Le président américain Donald Trump a lancé samedi un ultimatum: si le détroit d’Hormuz n’est pas « entièrement ouvert, sans menace », dans les 48 heures, les États-Unis frapperont et « anéantiront » plusieurs centrales électriques iraniennes, en commençant par « la plus grande ». L’annonce, publiée depuis sa plateforme de réseau social tard dans la soirée, marque une nette intensification au quatrième week‑end de l’offensive conjointe menée par les États‑Unis et Israël contre l’Iran.
Ultimatum de 48 heures
Dans son message, Trump a précisé l’échéance temporelle et la cible générale de la riposte, sans identifier la centrale qu’il considérait comme « la plus grande ». Il était installé en Floride pour le week‑end au moment de la publication. Cette déclaration s’inscrit dans un climat de grande tension entre Washington et Téhéran, alors que le président affirme vouloir imposer la liberté de navigation dans le passage stratégique.
La veille, il avait toutefois évoqué la possibilité d’un « ralentissement » des opérations militaires, assurant que les objectifs militaires se rapprochaient d’un accomplissement. Néanmoins, l’ultimatum et la menace contre des infrastructures civiles constituent une montée en intensité des pressions exercées sur l’Iran.
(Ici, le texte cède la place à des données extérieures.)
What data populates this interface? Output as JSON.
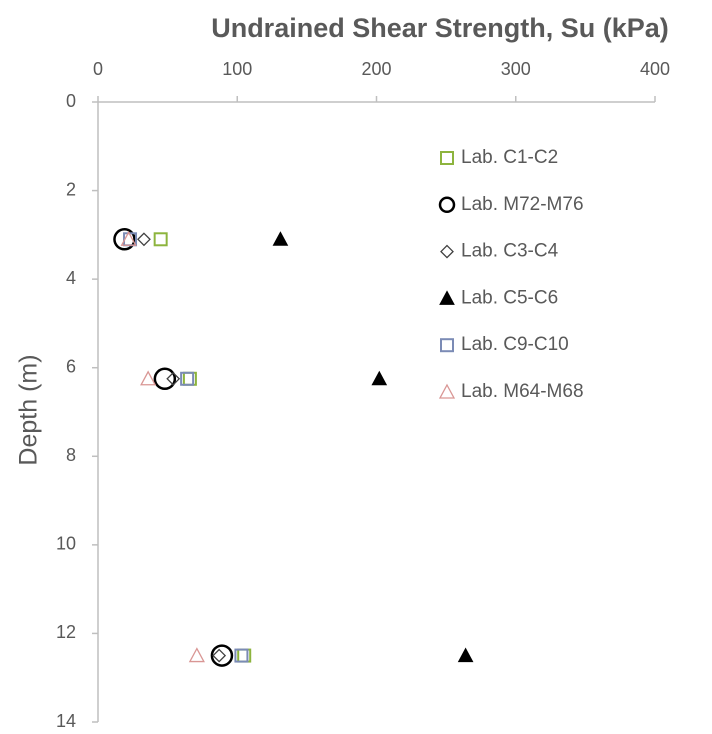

Réponse et menaces iraniennes
Le commandement militaire iranien a immédiatement répliqué qu’en cas d’attaque contre les infrastructures énergétiques du pays, il riposterait en ciblant les installations énergétiques appartenant aux États‑Unis dans la région. De son côté, Téhéran a réaffirmé la promesse de garder le détroit fermé aux « navires ennemis », tout en indiquant que certaines demandes de passage sécurisés avaient été examinées.
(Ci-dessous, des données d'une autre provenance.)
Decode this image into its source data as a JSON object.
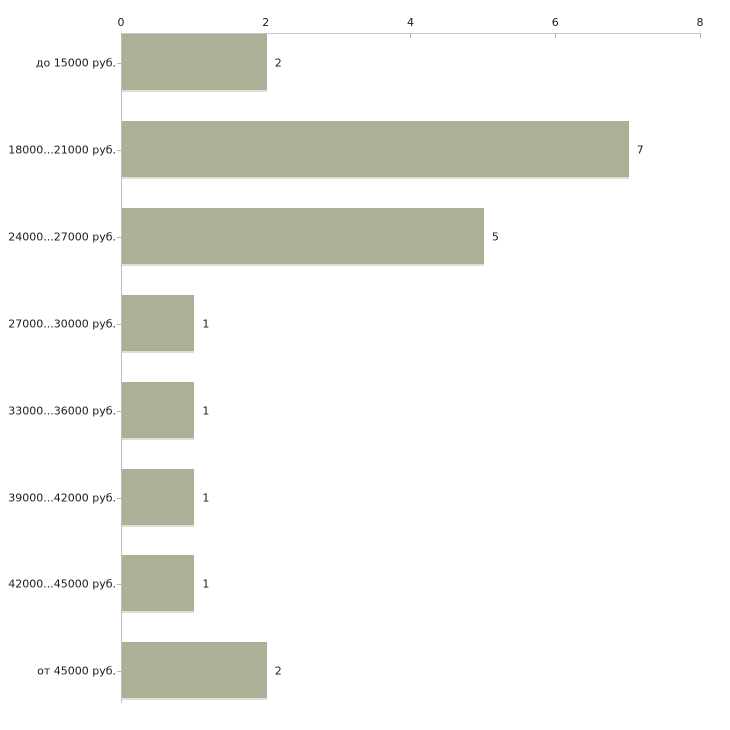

Le ministre des Affaires étrangères iranien, Abbas Araghchi, avait indiqué la semaine précédente avoir été contacté par plusieurs pays souhaitant assurer la sécurité du transit de leurs navires, tout en précisant que la décision finale relevait des autorités militaires.
Un passage maritime stratégique
Le détroit d’Hormuz est un point de passage crucial: en temps de paix, près d’un cinquième du pétrole et du gaz mondial transite par ce couloir. Depuis le début du conflit, le trafic maritime a été quasiment paralysé, provoquant une flambée des prix du pétrole et une forte volatilité sur les marchés financiers.
Ces perturbations accroissent les risques économiques globaux et font peser une pression supplémentaire sur les gouvernements et les compagnies maritimes qui cherchent des itinéraires alternatifs.
Actions militaires et évaluations
Selon le chef du commandement central américain, l’aptitude de l’Iran à attaquer des navires dans le détroit a été « dégradée » après un raid mené plus tôt dans la semaine. Des avions‑chasse américains auraient largué de puissantes munitions sur une installation côtière souterraine iranienne utilisée pour stocker des missiles de croisière antinavires et des lanceurs mobiles.
Le responsable a précisé que l’attaque avait également détruit des sites de soutien au renseignement et des relais radar de missiles servant à surveiller les mouvements maritimes. Pourtant, depuis Washington, un correspondant de la région a noté un décalage apparent entre les attentes affichées par la Maison‑Blanche pour le détroit et l’évaluation de ce qui a été effectivement accompli par les forces armées.
Conséquences et incertitudes
La menace d’une offensive contre des infrastructures civiles iraniennes alimente les craintes d’une nouvelle escalade militaire dans la région et soulève des questions sur les conséquences humanitaires et environnementales d’attaques ciblant des installations énergétiques. Par ailleurs, la fermeture prolongée du détroit intensifie les pressions économiques internationales.
Dans ce contexte volatil, les acteurs maritimes, énergétiques et diplomatiques surveillent de près l’évolution de la situation dans les prochaines 48 heures, alors que l’ultimatum de Washington expire.